Most sales teams operate on a model that's over 100 years old -- and it's fundamentally broken. Here's what you need to understand.
Three Models of Business
There are three ways to understand how a business creates value. Each represents a different theory of what causes success -- and leads to completely different behaviors.
Model 1: Push (1911)
We cause outcomes. Our plans, goals, intentions, and actions make things happen. We "push" products and messages out to customers.
Our Plans -> Production -> Customer
Sales implication: If they don't buy, we need a better pitch, better messaging, or more features.
Model 2: Pull (Toyota)
Customer orders cause outcomes. The customer's purchase starts the production process. We deliver exactly what they order, when they order it.
Customer Order -> Production -> Delivery
Sales implication: Focus on operational excellence. Deliver what was promised, on time, every time.
Model 3: PULL (Jobs to be Done)
Demand causes outcomes. What customers are actually trying to achieve in their lives is upstream of everything -- including their orders. Customer orders are just "requests for supply," not demand itself.
Demand -> Customer Order -> Production -> Delivery
Sales implication: Understand what they're actually trying to achieve. Their RFP or feature request is supply-side thinking -- the real demand is deeper.
Why This Matters for Us
When a VP of Sales says "I need better CRM data" or "I need more qualified leads" -- that's a request for supply.

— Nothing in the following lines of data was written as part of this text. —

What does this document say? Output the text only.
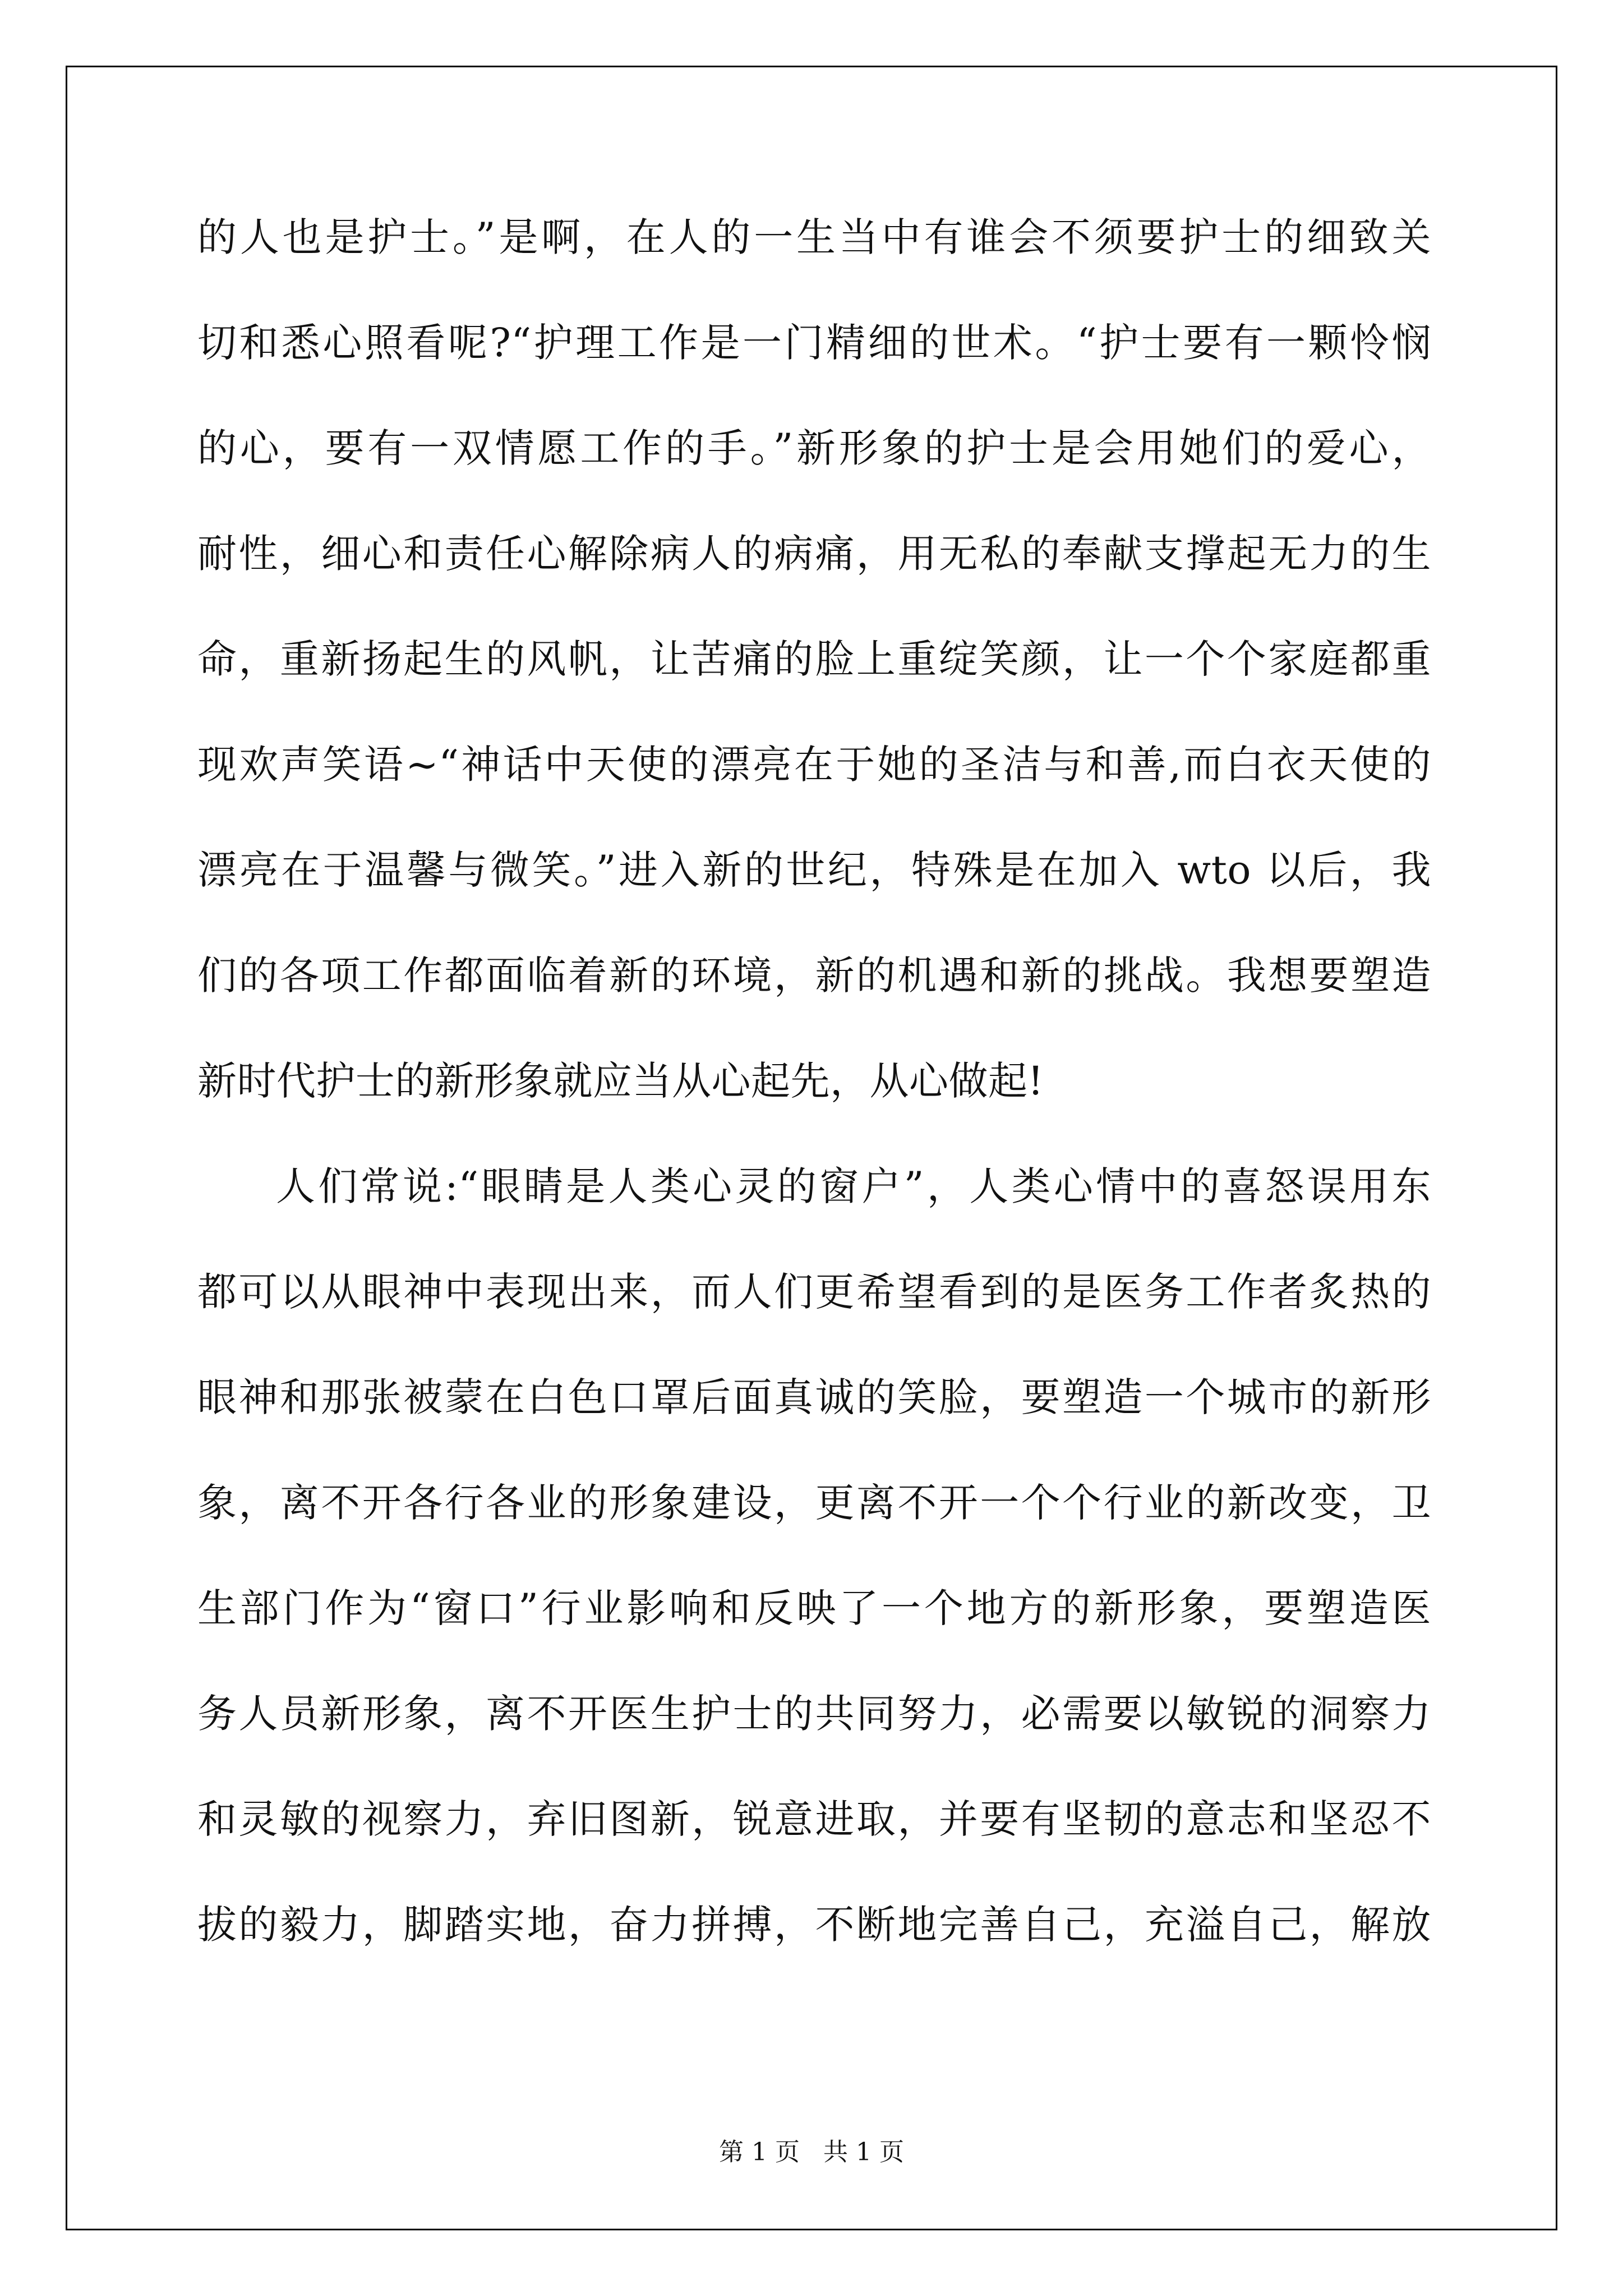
的人也是护士。”是啊，在人的一生当中有谁会不须要护士的细致关
切和悉心照看呢?“护理工作是一门精细的世术。“护士要有一颗怜悯
的心，要有一双情愿工作的手。”新形象的护士是会用她们的爱心，
耐性，细心和责任心解除病人的病痛，用无私的奉献支撑起无力的生
命，重新扬起生的风帆，让苦痛的脸上重绽笑颜，让一个个家庭都重
现欢声笑语~“神话中天使的漂亮在于她的圣洁与和善,而白衣天使的
漂亮在于温馨与微笑。”进入新的世纪，特殊是在加入 wto 以后，我
们的各项工作都面临着新的环境，新的机遇和新的挑战。我想要塑造
新时代护士的新形象就应当从心起先，从心做起!
人们常说:“眼睛是人类心灵的窗户”，人类心情中的喜怒误用东
都可以从眼神中表现出来，而人们更希望看到的是医务工作者炙热的
眼神和那张被蒙在白色口罩后面真诚的笑脸，要塑造一个城市的新形
象，离不开各行各业的形象建设，更离不开一个个行业的新改变，卫
生部门作为“窗口”行业影响和反映了一个地方的新形象，要塑造医
务人员新形象，离不开医生护士的共同努力，必需要以敏锐的洞察力
和灵敏的视察力，弃旧图新，锐意进取，并要有坚韧的意志和坚忍不
拔的毅力，脚踏实地，奋力拼搏，不断地完善自己，充溢自己，解放
第 1 页   共 1 页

The actual demand might be: "I need to hit my number this quarter or I'm going to get fired" or "I need my team to stop wasting time on deals that won't close."

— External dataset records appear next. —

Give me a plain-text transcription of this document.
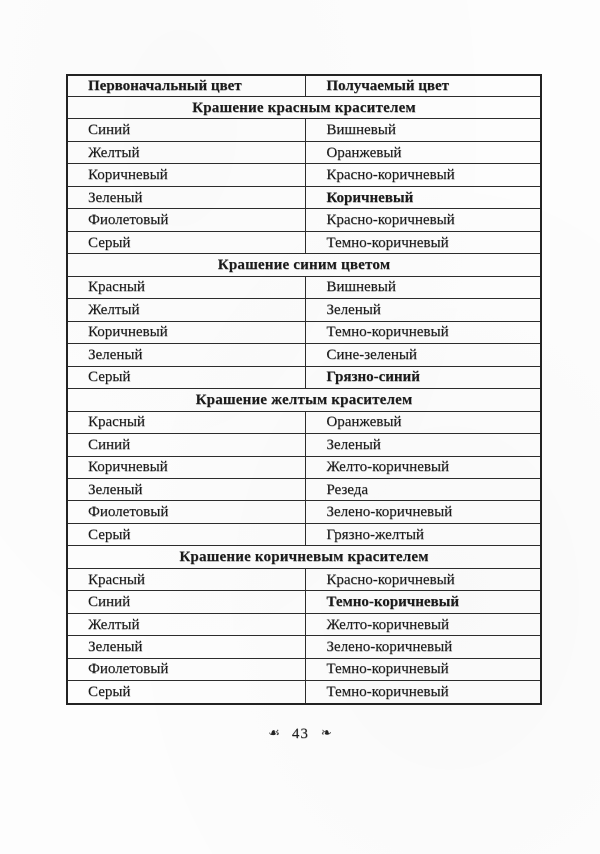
Первоначальный цвет	Получаемый цвет
Крашение красным красителем	
Синий	Вишневый
Желтый	Оранжевый
Коричневый	Красно-коричневый
Зеленый	Коричневый
Фиолетовый	Красно-коричневый
Серый	Темно-коричневый
Крашение синим цветом	
Красный	Вишневый
Желтый	Зеленый
Коричневый	Темно-коричневый
Зеленый	Сине-зеленый
Серый	Грязно-синий
Крашение желтым красителем	
Красный	Оранжевый
Синий	Зеленый
Коричневый	Желто-коричневый
Зеленый	Резеда
Фиолетовый	Зелено-коричневый
Серый	Грязно-желтый
Крашение коричневым красителем	
Красный	Красно-коричневый
Синий	Темно-коричневый
Желтый	Желто-коричневый
Зеленый	Зелено-коричневый
Фиолетовый	Темно-коричневый
Серый	Темно-коричневый
☙ 43 ❧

Feature requests and RFPs are supply-side thinking. Real demand is what someone is trying to achieve in their life.
Push vs PULL in Practice
| Scenario | Push Response | PULL Response |
|---|---|---|
| Prospect doesn't book a meeting | Better subject line, more follow-ups, different offer | What are they already trying to do that we could help with? |
| Demo doesn't convert | Show more features, handle objections better | What progress were they hoping to make? Did we address that? |
| Customer asks for a feature | Build the feature or explain why we can't | What situation created this request? What are they really trying to solve? |
| Deal stalls | More pressure, discount, executive escalation | What changed in their world? What forces are at play? |
The Adrata Application
Our entire strategy is built on PULL thinking:
How We Apply PULL:
- Archetypes: We understand the deep psychology of VPs -- their fears, pressures, and what they're actually trying to achieve
- Demand Hypotheses: We map what VPs are already trying to do (unsuccessfully) before we ever talk about our product
- Offers: We match offers to situations, not personas -- because the same person in different circumstances has different demand
- Discovery: We're not qualifying -- we're understanding what forces brought them to this moment
The Key Insight
VPs of Sales aren't looking for AI tools. They're trying to hit their number, get promoted, not get fired, look good to their CEO, or finally get ahead of the chaos.
When we understand that demand -- not their stated feature requests -- we can build and sell something they actually rip out of our hands.
"Build something people want" becomes obvious when you stop asking what they want and start asking what they're trying to achieve.